Stafford County resident Jaqueline Lard was murdered in 1986, and her killer remained unidentified for nearly 40 years.

Now Sheriff David Decatur Jr. reports that a suspect, Elroy Harrison, is in custody. According to the Sheriff’s Office, the DNA evidence also linked Harrison, 65, to the 1989 murder of Stafford County resident Amy Baker in Fairfax County.  

Harrison was indicted by a Stafford County grand jury Monday on charges of first-degree murder, abduction with the intent to defile, and aggravated malicious wounding, as well as breaking and entering with the intent to commit murder. He was arrested at his Stafford residence Tuesday and placed in the Rappahannock Regional Jail without bond.  

Cold case detectives from the Fairfax County Police Department are working alongside the Fairfax County Commonwealth Attorney to seek charges against Harrison for the murder of Baker.  

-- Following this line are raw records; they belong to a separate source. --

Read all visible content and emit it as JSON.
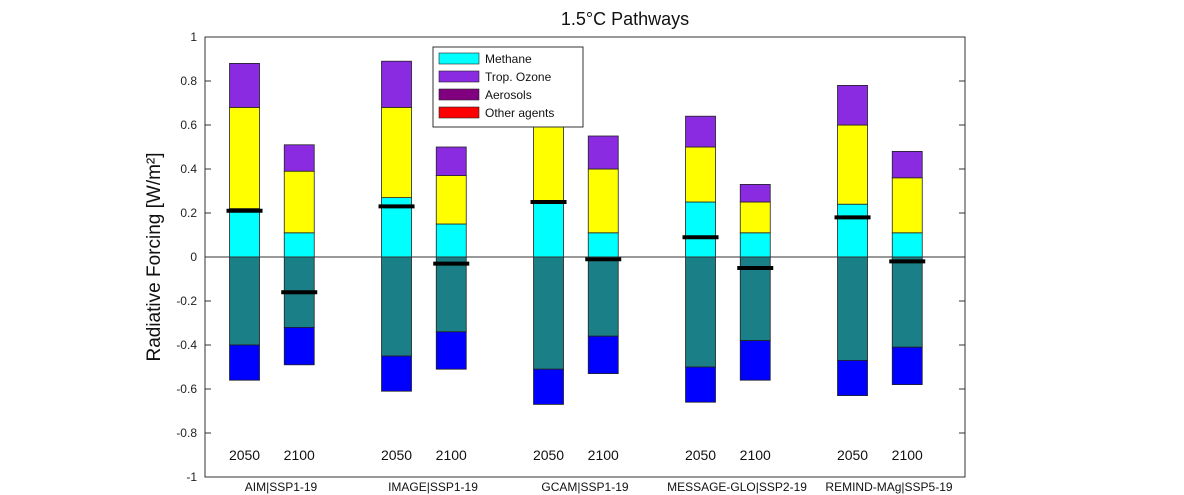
{
  "chart_data": {
    "type": "bar",
    "title": "1.5°C Pathways",
    "ylabel": "Radiative Forcing [W/m²]",
    "ylim": [
      -1,
      1
    ],
    "yticks": [
      -1,
      -0.8,
      -0.6,
      -0.4,
      -0.2,
      0,
      0.2,
      0.4,
      0.6,
      0.8,
      1
    ],
    "ytick_labels": [
      "-1",
      "-0.8",
      "-0.6",
      "-0.4",
      "-0.2",
      "0",
      "0.2",
      "0.4",
      "0.6",
      "0.8",
      "1"
    ],
    "stacked": true,
    "groups": [
      "AIM|SSP1-19",
      "IMAGE|SSP1-19",
      "GCAM|SSP1-19",
      "MESSAGE-GLO|SSP2-19",
      "REMIND-MAg|SSP5-19"
    ],
    "categories": [
      "2050",
      "2100",
      "2050",
      "2100",
      "2050",
      "2100",
      "2050",
      "2100",
      "2050",
      "2100"
    ],
    "legend": {
      "placement": "top-left",
      "entries": [
        {
          "label": "Methane",
          "color": "#00FFFF"
        },
        {
          "label": "Trop. Ozone",
          "color": "#8A2BE2"
        },
        {
          "label": "Aerosols",
          "color": "#800080"
        },
        {
          "label": "Other agents",
          "color": "#FF0000"
        }
      ]
    },
    "positive_series": [
      {
        "color": "#00FFFF",
        "values": [
          0.22,
          0.11,
          0.27,
          0.15,
          0.25,
          0.11,
          0.25,
          0.11,
          0.24,
          0.11
        ]
      },
      {
        "color": "#FFFF00",
        "values": [
          0.46,
          0.28,
          0.41,
          0.22,
          0.41,
          0.29,
          0.25,
          0.14,
          0.36,
          0.25
        ]
      },
      {
        "color": "#8A2BE2",
        "values": [
          0.2,
          0.12,
          0.21,
          0.13,
          0.2,
          0.15,
          0.14,
          0.08,
          0.18,
          0.12
        ]
      }
    ],
    "negative_series": [
      {
        "color": "#1A7F86",
        "values": [
          -0.4,
          -0.32,
          -0.45,
          -0.34,
          -0.51,
          -0.36,
          -0.5,
          -0.38,
          -0.47,
          -0.41
        ]
      },
      {
        "color": "#0000FF",
        "values": [
          -0.16,
          -0.17,
          -0.16,
          -0.17,
          -0.16,
          -0.17,
          -0.16,
          -0.18,
          -0.16,
          -0.17
        ]
      }
    ],
    "net_values": [
      0.21,
      -0.16,
      0.23,
      -0.03,
      0.25,
      -0.01,
      0.09,
      -0.05,
      0.18,
      -0.02
    ],
    "grid": false
  }
}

On Nov. 14, 1986, Lard, 40, was working at Mount Vernon Realty in the 300 block of Garrisonville Road. She was last seen that evening at 9 p.m. as the business closed. Lard never made it home that night. On the morning of Nov. 15, 1986, employees of other businesses in the area discovered a crime scene at the realty office indicating a struggle. Lard and her vehicle were both missing.  

Jacqueline Lard

Stafford County detectives, assisted by the Virginia State Police Crime Scene Unit and the FBI processed the scene and collected blood and other evidence. The following day, two juveniles were playing in a wooded area near Railroad Avenue in Woodbridge and discovered a body beneath a pile of discarded carpet. Stafford detectives joined Prince William detectives and the FBI to process the scene and identified the deceased as Lard. This collection of evidence led to the suspect’s identification 37 years later. Lard’s missing vehicle was found in Fairfax County on Dec. 18, 1986, leading to more evidence recovery.  

Over the years, detectives from multiple agencies, both federal and state, followed up on leads and conducted interviews, resulting in the elimination of numerous suspects and persons of interest. The FBI created a task force combining the efforts of the Stafford Sheriff’s Office, the Prince William County Police Department, the FBI and the DEA. DNA was extracted from the evidence, but repeated searches of the Virginia and National DNA Databanks via CODIS in addition to direct comparisons against submitted persons of interest and familial searches failed to identify the killer. The leads were exhausted, and the investigation moved to cold case status.  

Sheriff Decatur and Detective D.K. Wood explored using a new technology, forensic investigative genetic genealogy, to help identify the killer. Wood worked with Parabon NanoLabs, a company providing DNA phenotyping, to analyze the evidence. That DNA evidence linked the murder of Lard to the unsolved murder of Baker.  

On Dec. 14, 2023, a family name for the suspect was identified. Detectives followed up and obtained a search warrant for DNA from Harrison.  

Last month, the Department of Forensic Science reported the DNA was a match. After nearly four decades, the identity of the murder suspect had been revealed.